Krieg in Gaza: Israels Armee sieht weite Teile von Gaza-Stadt als Kampfzone

Mit „extremer Gewalt“ will die israelische Armee im Norden des Gazastreifens vorgehen. Damit verbunden ist auch eine Warnung an potenzielle Rückkehrer nach Gaza-Stadt. Die Bundesregierung kritisiert die Hilfsgüter-Verteilung in dem Küstengebiet.

Die israelische Armee hat weite Teile der Stadt Gaza und das nördliche Grenzgebiet zu Israel zur Kampfzone erklärt. Der Aufenthalt in diesen Gebieten sei verboten, die israelischen Streitkräfte würden dort „mit extremer Gewalt“ vorgehen, teilte das Militär auf der Plattform X mit.

Betroffen von der Räumungsaufforderung sind demnach die Gaza-Stadtteile Altstadt, Daradsch Tuffah, Dschabalija, Sedschaija und Al-Saitun sowie die nördlichen Grenzorte Beit Lahia und Beit Hanun. Die Warnung richte sich an alle Palästinenser, die in letzter Zeit in die genannten Gebiete zurückgekehrt seien oder künftig dorthin zurückkehren wollten, hieß es in der Mitteilung.

Räumungsaufrufe der israelischen Armee sind nicht selten, doch handelt es sich diesmal um ein unüblich großes Gebiet. Allerdings haben infolge des Krieges, den Israel gegen die islamistische Hamas-Miliz führt, die meisten Menschen die Stadt Gaza und das Gebiet zwischen ihr und der Nordgrenze zu Israel schon lange verlassen.

Einige waren zurückgekehrt, nachdem sich das israelische Militär während einer Feuerpause zu Beginn dieses Jahres aus weiten Teilen des Gazastreifens, so auch aus der Stadt Gaza, zurückgezogen hatte. Die Stadt Gaza gilt wegen des Krieges als weitgehend zerstört.

Israelische Armee will Einsatz im Zentrum von Gazastreifen ausweiten

Die israelische Armee hat zudem eine Ausweitung ihres Einsatzes im Zentrum des Gazastreifens angekündigt. Die Armee dehne ihre „Aktivitäten“ gegen die islamistische Hamas um die Stadt Deir al-Balah auf eine Gegend aus, „wo sie bisher nicht im Einsatz war“, erklärte Armeesprecher Avichay Adraee am Sonntag im Onlinedienst X.

In einer auf Arabisch veröffentlichten Mitteilung der israelischen Armee rief Sprecher Adraee in dem betroffenen Gebiet lebende Palästinenser auf, sich an der Mittelmeerküste in der weiter südlich gelegenen Region Al-Mawasi in Sicherheit zu bringen. Al-Mawasi war von Israel als „humanitäre Zone“ ausgewiesen worden.

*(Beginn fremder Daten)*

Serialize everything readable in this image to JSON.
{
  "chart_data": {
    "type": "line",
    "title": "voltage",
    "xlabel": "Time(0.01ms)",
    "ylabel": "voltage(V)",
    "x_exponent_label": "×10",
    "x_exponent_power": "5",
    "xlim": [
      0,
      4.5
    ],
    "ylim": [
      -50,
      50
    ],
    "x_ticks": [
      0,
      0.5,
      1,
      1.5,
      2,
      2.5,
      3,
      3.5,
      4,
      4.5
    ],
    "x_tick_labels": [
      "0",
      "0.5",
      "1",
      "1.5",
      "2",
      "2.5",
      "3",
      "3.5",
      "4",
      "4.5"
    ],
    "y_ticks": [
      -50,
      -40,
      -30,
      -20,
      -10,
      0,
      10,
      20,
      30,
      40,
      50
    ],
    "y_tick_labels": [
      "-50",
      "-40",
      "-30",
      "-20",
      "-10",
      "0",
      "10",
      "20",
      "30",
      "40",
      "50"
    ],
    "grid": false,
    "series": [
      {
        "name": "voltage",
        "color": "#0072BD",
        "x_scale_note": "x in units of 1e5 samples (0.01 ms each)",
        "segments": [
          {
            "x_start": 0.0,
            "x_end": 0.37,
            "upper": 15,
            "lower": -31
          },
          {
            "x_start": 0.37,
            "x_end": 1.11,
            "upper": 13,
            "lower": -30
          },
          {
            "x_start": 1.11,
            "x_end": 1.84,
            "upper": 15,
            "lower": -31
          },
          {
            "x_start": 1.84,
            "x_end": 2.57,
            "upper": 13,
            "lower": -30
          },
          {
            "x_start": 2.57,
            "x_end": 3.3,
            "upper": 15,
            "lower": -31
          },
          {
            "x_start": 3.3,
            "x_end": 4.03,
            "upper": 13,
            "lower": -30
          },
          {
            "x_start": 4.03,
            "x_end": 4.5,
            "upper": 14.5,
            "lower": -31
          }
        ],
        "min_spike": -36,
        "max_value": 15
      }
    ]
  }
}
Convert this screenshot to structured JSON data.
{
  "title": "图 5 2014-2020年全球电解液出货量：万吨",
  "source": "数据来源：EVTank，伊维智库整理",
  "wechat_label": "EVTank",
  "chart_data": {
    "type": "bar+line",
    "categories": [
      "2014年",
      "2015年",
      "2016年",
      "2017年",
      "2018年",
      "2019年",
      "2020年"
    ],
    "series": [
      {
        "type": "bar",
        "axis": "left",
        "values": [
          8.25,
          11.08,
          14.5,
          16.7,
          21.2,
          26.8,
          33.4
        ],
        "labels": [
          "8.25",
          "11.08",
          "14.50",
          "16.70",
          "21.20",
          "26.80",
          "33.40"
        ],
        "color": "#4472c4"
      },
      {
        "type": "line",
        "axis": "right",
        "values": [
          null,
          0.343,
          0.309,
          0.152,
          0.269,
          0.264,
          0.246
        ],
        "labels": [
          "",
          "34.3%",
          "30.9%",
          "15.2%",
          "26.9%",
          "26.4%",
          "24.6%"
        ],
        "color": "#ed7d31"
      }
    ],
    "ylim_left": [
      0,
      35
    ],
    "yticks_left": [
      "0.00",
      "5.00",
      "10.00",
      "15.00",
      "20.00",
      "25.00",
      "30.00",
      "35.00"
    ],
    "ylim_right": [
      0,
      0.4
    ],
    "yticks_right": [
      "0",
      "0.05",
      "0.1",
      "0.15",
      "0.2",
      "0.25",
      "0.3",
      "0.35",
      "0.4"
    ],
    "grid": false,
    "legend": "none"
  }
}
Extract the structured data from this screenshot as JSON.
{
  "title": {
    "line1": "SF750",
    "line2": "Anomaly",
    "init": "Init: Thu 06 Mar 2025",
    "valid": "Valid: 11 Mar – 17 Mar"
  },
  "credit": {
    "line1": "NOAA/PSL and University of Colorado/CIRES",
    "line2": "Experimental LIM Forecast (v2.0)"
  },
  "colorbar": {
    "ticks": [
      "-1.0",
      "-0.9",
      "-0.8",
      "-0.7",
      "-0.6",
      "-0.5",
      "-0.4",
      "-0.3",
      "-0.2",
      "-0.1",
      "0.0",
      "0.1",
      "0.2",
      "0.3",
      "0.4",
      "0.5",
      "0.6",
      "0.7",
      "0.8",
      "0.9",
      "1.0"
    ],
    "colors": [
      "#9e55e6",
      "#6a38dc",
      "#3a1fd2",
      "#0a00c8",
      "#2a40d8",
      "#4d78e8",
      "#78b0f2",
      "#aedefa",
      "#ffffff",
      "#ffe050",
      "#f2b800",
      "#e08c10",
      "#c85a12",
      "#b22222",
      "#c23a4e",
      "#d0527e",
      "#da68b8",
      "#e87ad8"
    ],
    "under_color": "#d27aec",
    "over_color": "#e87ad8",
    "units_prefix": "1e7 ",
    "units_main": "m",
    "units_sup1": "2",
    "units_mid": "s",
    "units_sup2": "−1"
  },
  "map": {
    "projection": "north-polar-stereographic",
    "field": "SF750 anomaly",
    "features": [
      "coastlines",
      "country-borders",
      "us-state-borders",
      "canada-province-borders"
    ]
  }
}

Die Angehörigen der weiterhin von der Hamas im Gazastreifen festgehaltenen israelischen Geiseln reagierten indes besorgt auf die Mitteilung der Armee. Sie forderten die israelische Regierung in einer Erklärung dazu auf, „den israelischen Bürgern und Familien dringend zu erklären, wie der Kampfplan aussieht und wie genau dieser die Entführten schützt, die immer noch im Gazastreifen sind“.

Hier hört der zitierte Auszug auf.